One of the missionaries was a young Mexican named Felipe de Jesus. According to the stories my Mom used to tell me when I was a kid, young Felipe--Felipillo--was a very hyperactive child (not unlike yours truly, which is why the story was to me) and in his many antics had killed a fig tree that grew in the family yard. In exasperation his nanny used to say that he was a hopeless case, and that only if he were to become a saint the dead fig tree would come back to life. Well, many years later, as a missionary in Japan, Felipillo suffered martyrdom when the Shogun rounded up all the missionaries and their converts, crucified them, and abruptly put an end at all contact with the outside world until the mid 1800's. After the prophecy "Cuando la higuera reverdezca Felipillo sera santo" the fig tree came back to life!

I tell you this story because we did visit the monument and chapel to the 26 martyrs of Nagasaki, to commemorate the memory of San Felipe de Jesus.

The second reason why Nagasaki is know is because on August 9, at 11:02 in the morning, it was obliterated by the detonation of the second atomic bomb the United States dropped on Japan. 150,000 civilians died in what to this day remains as one of the most infamous acts perpetrated on a civilian population. The site of the detonation is deep in the heart of the city, where the old Catholic cathedral used to stand. Hypocenter Park is now a serene place surrounded by simple memorials and thousands of paper prayers for world peace. I was struck with a memorial to the Koreans that died during the blast. It was a kind of apology offered by the Japanese people, who acknowledged invading Korea in the early 1900's, depriving the Korean people of their right to independent government, and enslaving them to come work in Japan to support the war effort. Japan is ashamed of what they did to others, and dedicate this hallowed ground to the cause of peace throughout the world, and a nuclear-free world.

Why the United States took the decision to perpetrate this horror is one of the big puzzles of history. The war had already been won, and Japan was trying to negotiate the terms of surrender. Some think that the dropping of the bombs in Hiroshima and Nagasaki was to justify to the American taxpayer the expenditure of 2 billion dollars in the Manhattan project. Others believe that it was a show of force to the USSR (which backfired into the Cold War, the expenditure of trillions of dollars into a MAD program (Mutually Assured Destruction), and the absurd proliferation of nuclear weapons). But why civilian populations?

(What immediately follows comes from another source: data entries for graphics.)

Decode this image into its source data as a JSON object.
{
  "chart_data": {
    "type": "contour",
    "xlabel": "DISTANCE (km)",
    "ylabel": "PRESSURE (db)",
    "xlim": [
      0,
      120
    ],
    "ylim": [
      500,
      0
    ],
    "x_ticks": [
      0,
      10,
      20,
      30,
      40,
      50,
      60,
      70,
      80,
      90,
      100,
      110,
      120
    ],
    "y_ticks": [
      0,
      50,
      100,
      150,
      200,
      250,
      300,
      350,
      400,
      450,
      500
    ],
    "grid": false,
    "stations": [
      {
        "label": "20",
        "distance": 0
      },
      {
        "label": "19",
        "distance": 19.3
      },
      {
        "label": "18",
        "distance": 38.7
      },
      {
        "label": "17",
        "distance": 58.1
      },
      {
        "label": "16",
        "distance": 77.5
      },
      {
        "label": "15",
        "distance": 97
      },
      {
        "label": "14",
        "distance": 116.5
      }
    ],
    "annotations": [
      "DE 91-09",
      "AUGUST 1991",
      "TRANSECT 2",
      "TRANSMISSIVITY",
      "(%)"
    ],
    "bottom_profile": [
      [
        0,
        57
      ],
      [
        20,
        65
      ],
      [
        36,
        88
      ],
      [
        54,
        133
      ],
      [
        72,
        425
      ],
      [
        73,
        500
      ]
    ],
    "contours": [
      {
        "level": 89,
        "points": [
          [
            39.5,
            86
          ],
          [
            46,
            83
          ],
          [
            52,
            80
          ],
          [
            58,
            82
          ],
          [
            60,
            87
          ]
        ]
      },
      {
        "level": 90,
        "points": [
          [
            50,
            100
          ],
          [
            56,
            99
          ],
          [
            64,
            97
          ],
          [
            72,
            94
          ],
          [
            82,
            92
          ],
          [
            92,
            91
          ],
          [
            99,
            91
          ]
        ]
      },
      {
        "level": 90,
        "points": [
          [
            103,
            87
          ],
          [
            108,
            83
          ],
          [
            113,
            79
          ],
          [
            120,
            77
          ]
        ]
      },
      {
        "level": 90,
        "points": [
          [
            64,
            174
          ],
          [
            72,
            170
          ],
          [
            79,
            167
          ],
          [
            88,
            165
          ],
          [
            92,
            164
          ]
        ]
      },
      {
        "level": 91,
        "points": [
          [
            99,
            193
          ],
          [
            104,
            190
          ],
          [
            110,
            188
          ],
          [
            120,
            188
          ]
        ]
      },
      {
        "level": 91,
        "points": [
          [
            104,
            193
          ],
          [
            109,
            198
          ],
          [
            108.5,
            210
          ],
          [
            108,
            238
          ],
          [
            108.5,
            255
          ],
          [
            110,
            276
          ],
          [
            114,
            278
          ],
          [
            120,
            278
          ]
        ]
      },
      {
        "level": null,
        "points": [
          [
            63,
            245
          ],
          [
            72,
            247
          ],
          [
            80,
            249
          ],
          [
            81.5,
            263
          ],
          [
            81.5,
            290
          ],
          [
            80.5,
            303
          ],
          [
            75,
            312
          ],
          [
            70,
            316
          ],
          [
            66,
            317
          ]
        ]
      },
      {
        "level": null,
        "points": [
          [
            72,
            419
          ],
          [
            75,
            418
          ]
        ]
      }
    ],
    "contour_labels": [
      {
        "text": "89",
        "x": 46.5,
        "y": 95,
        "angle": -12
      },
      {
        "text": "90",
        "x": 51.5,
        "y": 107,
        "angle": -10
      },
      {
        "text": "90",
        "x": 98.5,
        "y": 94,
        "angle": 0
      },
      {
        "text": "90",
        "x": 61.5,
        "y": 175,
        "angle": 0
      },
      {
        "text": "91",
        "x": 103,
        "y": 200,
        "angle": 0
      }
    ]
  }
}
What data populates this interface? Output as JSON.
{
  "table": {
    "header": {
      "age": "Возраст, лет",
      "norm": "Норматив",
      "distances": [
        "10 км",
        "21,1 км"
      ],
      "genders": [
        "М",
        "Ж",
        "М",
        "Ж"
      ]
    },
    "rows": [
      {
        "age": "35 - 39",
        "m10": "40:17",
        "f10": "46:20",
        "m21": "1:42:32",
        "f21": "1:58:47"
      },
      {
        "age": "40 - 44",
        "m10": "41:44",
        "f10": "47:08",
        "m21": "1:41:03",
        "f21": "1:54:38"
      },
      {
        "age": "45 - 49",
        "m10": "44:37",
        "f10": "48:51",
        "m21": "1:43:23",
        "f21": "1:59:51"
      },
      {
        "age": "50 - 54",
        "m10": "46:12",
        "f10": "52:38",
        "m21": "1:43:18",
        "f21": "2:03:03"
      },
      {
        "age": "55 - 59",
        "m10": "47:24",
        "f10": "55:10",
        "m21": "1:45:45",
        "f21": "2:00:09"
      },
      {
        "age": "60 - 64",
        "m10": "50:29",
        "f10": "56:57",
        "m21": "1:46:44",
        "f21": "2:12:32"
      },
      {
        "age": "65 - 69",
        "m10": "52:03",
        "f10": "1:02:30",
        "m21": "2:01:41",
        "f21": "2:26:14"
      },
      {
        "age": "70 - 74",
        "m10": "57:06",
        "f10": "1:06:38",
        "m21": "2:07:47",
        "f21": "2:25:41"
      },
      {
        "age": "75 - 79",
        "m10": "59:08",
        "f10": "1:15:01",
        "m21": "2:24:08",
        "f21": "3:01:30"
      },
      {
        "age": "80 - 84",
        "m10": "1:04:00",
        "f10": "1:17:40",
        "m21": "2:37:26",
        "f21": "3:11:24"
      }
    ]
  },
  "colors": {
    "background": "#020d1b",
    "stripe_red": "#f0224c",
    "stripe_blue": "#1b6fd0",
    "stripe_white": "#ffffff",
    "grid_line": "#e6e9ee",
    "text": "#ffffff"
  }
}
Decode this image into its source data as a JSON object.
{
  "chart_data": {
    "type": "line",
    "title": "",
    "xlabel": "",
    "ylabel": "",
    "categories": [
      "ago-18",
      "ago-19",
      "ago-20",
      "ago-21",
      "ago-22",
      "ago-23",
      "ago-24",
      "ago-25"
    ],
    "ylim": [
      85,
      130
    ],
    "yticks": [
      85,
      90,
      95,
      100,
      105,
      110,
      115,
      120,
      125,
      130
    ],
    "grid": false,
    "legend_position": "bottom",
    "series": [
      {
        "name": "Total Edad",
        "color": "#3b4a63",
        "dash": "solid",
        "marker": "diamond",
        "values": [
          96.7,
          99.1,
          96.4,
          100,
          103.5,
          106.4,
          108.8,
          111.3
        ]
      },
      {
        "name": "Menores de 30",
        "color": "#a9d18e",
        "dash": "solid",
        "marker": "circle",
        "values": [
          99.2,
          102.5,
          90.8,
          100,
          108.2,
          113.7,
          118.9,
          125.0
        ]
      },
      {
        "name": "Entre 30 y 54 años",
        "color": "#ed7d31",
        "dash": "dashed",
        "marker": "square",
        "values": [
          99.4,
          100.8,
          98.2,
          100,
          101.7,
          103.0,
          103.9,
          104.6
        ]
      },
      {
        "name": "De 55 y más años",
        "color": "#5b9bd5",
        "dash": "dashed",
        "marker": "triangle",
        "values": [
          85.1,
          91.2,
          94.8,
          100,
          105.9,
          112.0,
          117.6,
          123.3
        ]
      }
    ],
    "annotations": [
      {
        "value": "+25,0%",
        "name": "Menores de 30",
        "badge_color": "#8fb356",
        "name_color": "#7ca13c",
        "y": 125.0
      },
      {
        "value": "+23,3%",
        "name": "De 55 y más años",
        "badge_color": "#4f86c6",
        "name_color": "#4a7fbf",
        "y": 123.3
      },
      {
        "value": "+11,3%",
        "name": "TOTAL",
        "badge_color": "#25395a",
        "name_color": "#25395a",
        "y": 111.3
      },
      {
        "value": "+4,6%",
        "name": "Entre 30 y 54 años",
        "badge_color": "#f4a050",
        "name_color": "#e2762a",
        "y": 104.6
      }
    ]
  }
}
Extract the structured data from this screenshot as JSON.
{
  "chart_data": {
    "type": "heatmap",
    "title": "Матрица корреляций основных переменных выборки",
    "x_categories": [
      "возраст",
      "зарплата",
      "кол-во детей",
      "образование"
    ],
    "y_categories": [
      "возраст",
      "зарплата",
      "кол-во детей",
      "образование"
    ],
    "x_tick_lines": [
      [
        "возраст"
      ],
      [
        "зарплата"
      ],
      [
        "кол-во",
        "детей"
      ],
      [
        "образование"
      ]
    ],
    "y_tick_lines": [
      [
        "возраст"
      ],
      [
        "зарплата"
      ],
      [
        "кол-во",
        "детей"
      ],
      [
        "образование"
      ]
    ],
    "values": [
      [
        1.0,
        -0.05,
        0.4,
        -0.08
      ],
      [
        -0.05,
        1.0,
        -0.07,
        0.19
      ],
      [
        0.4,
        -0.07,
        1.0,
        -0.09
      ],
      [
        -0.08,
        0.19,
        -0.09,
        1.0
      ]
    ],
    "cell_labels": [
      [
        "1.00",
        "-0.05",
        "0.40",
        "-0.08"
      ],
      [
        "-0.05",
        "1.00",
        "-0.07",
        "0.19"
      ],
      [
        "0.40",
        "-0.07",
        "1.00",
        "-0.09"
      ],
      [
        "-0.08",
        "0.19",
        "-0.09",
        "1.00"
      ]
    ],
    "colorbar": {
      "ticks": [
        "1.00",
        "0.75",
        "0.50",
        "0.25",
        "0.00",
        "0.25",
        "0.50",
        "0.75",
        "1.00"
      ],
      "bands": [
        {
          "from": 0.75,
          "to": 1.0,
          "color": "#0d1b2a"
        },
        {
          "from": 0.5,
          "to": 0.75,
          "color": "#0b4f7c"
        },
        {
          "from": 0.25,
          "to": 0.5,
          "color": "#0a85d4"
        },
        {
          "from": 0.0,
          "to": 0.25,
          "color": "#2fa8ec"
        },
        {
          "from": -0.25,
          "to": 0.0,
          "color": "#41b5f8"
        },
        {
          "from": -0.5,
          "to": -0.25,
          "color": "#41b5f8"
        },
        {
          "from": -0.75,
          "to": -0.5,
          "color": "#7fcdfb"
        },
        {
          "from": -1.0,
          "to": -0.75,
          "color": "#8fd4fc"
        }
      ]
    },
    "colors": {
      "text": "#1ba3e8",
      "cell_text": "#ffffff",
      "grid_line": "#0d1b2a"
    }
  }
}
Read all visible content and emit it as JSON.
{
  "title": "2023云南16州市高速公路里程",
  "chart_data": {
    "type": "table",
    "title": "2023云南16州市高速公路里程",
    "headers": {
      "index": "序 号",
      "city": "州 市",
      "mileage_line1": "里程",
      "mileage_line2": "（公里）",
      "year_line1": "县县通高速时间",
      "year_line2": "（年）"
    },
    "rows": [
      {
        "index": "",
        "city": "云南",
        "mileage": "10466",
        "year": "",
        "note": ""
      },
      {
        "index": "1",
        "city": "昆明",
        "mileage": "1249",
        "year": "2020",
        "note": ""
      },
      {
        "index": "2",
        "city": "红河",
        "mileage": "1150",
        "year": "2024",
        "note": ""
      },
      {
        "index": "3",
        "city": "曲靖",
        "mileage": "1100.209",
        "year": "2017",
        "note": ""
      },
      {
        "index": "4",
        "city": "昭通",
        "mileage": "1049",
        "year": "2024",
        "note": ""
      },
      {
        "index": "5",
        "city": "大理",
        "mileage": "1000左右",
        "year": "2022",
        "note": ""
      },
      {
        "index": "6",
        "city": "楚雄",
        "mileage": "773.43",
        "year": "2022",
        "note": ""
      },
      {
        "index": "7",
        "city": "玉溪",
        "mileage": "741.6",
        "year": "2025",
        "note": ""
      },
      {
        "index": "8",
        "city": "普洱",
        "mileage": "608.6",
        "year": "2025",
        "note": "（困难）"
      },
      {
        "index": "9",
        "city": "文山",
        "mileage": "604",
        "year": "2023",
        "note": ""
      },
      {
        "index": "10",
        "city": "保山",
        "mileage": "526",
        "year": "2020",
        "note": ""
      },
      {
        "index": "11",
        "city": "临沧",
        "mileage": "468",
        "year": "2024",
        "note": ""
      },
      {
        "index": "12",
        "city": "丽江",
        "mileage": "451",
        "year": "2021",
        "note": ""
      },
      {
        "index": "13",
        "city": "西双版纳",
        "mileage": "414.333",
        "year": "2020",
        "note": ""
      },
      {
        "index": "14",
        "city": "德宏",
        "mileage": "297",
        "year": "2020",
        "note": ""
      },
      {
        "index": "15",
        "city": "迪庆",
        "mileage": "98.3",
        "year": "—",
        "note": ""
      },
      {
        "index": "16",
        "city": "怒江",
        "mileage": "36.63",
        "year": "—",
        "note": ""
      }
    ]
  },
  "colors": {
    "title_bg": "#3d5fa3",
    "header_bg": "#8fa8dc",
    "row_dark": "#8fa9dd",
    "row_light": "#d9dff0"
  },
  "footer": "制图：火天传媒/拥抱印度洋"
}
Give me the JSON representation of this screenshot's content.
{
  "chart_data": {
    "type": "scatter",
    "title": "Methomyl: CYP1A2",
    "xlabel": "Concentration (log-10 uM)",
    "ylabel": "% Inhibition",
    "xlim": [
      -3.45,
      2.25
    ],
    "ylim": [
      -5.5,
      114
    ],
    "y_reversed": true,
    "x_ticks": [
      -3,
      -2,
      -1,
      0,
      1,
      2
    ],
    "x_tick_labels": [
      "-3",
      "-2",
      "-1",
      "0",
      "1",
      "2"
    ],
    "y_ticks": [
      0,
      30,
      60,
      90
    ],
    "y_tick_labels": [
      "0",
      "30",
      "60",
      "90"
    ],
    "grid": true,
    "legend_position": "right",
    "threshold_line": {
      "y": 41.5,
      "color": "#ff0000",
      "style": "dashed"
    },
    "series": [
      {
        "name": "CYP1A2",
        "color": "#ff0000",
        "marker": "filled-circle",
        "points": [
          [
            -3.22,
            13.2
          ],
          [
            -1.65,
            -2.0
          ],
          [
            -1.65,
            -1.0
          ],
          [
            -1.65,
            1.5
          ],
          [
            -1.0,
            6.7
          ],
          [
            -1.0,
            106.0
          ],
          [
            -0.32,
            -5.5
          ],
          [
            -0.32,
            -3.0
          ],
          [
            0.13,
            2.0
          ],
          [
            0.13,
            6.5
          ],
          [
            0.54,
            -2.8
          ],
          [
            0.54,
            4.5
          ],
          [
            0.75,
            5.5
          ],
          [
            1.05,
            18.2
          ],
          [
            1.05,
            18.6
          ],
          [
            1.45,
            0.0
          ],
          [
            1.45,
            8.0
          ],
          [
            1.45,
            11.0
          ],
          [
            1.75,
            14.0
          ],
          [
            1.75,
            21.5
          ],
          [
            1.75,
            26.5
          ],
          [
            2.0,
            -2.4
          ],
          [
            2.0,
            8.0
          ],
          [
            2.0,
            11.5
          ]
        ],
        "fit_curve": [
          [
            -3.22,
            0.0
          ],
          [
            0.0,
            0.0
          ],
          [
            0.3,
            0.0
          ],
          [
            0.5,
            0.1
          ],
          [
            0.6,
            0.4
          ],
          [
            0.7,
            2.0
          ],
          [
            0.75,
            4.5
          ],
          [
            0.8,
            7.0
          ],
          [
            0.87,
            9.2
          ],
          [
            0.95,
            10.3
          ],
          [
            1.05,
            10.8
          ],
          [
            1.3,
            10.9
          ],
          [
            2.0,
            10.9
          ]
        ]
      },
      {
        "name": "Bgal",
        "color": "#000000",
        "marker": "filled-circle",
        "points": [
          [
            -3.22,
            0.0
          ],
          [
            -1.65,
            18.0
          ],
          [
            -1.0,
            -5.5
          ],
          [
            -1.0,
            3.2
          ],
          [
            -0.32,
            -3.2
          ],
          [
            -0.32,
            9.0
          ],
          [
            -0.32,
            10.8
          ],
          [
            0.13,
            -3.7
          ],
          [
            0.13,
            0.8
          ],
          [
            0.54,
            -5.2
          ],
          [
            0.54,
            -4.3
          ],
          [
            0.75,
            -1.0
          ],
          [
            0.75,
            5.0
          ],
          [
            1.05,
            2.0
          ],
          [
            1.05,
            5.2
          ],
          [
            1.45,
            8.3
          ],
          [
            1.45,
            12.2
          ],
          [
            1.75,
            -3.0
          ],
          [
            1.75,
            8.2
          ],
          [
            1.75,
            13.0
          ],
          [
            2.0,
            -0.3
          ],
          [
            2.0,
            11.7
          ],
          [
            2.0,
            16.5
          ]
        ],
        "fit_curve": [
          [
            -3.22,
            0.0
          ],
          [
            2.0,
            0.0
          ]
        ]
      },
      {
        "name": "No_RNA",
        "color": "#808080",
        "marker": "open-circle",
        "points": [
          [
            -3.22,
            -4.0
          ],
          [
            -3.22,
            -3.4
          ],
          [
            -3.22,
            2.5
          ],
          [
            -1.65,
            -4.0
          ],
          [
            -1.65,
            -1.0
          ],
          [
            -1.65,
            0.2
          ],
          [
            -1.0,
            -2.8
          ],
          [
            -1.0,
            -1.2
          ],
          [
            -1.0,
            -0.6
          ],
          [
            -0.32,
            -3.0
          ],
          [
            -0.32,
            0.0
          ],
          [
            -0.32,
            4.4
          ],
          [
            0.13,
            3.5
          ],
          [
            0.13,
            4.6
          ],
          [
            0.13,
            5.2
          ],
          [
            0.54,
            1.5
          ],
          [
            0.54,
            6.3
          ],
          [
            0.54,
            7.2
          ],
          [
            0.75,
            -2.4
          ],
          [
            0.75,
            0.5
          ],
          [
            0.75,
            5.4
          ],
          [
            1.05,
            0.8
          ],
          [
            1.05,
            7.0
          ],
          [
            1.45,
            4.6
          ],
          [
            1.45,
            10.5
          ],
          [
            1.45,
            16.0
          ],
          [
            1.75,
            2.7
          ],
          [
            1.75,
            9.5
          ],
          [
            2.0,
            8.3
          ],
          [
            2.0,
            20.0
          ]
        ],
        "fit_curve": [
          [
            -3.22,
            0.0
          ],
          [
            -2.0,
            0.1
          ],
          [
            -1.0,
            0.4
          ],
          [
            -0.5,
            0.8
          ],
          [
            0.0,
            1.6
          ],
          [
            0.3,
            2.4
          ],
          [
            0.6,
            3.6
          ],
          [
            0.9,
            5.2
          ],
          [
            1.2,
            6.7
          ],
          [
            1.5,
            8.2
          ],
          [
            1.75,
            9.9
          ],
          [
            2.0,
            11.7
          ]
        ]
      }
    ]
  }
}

A nuclear-free world seems an impossibility nowadays, but has to be the dream of any good person on Earth. President Obama was largely granted the Nobel Peace Prize because he is the first world leader, ever, who has committed to ending MAD and seeking a nuclear-free world.

A visit to the Atomic Bomb Museum is a shocking testament to the brutality of war. Armchair warmongers, who click on the remote control as if they were releasing Fat Man from Bock's Car at the time they mutter "Nuke 'em", should come and see what comes of it all. Maybe then they would understand the words of Sherman as he surveyed the devastation his troops had wrecked on the South: War is Hell.